Changes Would Require Further Transparency From Tech Companies In Content Takedowns
Germany’s pioneering online content moderation law, the Network Enforcement Act (NetzDG), will soon be upgraded. Amendments to the law, which include requiring tech companies to proactively report extremist content to law enforcement, simplifying the user’s ability to flag suspected illegal content, and mandating that companies disclose how they manage cases that occur on their platform and with what technology, are promising steps forward in Germany’s attempt to prevent online extremism from translating to real-world violence.
As expected, the tech industry and its lobbyists have continued to pursue misleading arguments in light of efforts to strengthen the NetzDG law. Chief among the complaints are that it would stifle free speech and stifle innovation. However, those concerns are unfounded. A joint report between CEP and the Centre for European Policy Studies (CEPS) found that six months after NetzDG’s implementation, the law did not result in a flood of reports or over-blocking, but rather a trickle of takedown requests. The study also found that the expense of implementing NetzDG was minimal at 1 percent of total revenue.
Others have even suggested that a tougher NetzDG could be used as a model of inspiration for authoritarian governments to curb political dissent. However, following through with this fallacious argument would mean that democratic governments would never enact any laws out of fear of their misuse. Democratically made laws by responsible governments do not embolden authoritarian states. Authoritarian ideologies embolden authoritarian states.

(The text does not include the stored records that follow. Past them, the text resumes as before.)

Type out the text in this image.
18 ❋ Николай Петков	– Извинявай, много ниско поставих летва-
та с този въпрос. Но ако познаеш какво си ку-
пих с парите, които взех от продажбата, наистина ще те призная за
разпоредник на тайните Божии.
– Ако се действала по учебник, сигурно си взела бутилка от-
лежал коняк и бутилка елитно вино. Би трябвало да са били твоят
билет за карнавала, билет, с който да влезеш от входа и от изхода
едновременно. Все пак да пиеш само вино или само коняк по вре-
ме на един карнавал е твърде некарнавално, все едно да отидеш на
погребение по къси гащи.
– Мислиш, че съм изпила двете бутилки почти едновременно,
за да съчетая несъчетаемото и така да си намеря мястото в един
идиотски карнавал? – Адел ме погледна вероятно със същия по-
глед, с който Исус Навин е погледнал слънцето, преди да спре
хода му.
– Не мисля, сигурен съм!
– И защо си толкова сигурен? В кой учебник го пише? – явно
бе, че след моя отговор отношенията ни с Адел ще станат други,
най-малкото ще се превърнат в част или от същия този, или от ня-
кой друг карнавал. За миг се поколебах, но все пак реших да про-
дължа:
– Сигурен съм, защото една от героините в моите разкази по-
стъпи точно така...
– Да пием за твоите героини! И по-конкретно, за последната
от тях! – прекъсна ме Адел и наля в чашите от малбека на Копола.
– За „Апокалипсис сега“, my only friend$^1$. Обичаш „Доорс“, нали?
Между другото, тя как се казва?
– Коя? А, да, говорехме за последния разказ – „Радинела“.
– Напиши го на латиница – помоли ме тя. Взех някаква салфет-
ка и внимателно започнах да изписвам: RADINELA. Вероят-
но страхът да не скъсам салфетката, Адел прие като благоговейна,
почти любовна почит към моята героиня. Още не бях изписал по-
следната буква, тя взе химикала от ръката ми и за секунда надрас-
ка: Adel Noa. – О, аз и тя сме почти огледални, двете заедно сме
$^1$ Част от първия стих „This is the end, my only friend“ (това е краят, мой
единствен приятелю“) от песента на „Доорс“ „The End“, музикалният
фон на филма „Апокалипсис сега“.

Earlier this year, the Counter Extremism Project (CEP) in Berlin released its recommendations for a “NetzDG 2.0” after testing big tech’s compliance with Germany’s 2018 NetzDG online content moderation law. In order to make social media safer, tech companies must make transparent the functions, resources, and results of their internal compliance systems, including the corresponding automated detection techniques as well as processes for content moderators.
The most current version of the law requires online platforms to remove “manifestly illegal” content within 24 hours only after it has been reported by users. However, as CEP found, more can be done. The March 2020 study revealed that YouTube, Facebook, and Instagram removed a mere 43.5 percent of clearly extremist and terrorist content, even after that material was reported for their illegal nature under the NetzDG. Of those companies studied, YouTube has been least compliant with the law’s requirements. The company blocked only 35 percent of the 80 videos that were reported and should have been blocked. Facebook and Instagram deleted or blocked all of the flagged content, but Facebook did not remove any content that was explicitly not flagged—even though that content contained the same reported illegal symbols. The procedural logic of "notice and take down" on which the NetzDG is based requires a systematic and continuous search for manifestly illegal content online and its subsequent reporting so that it can take effect.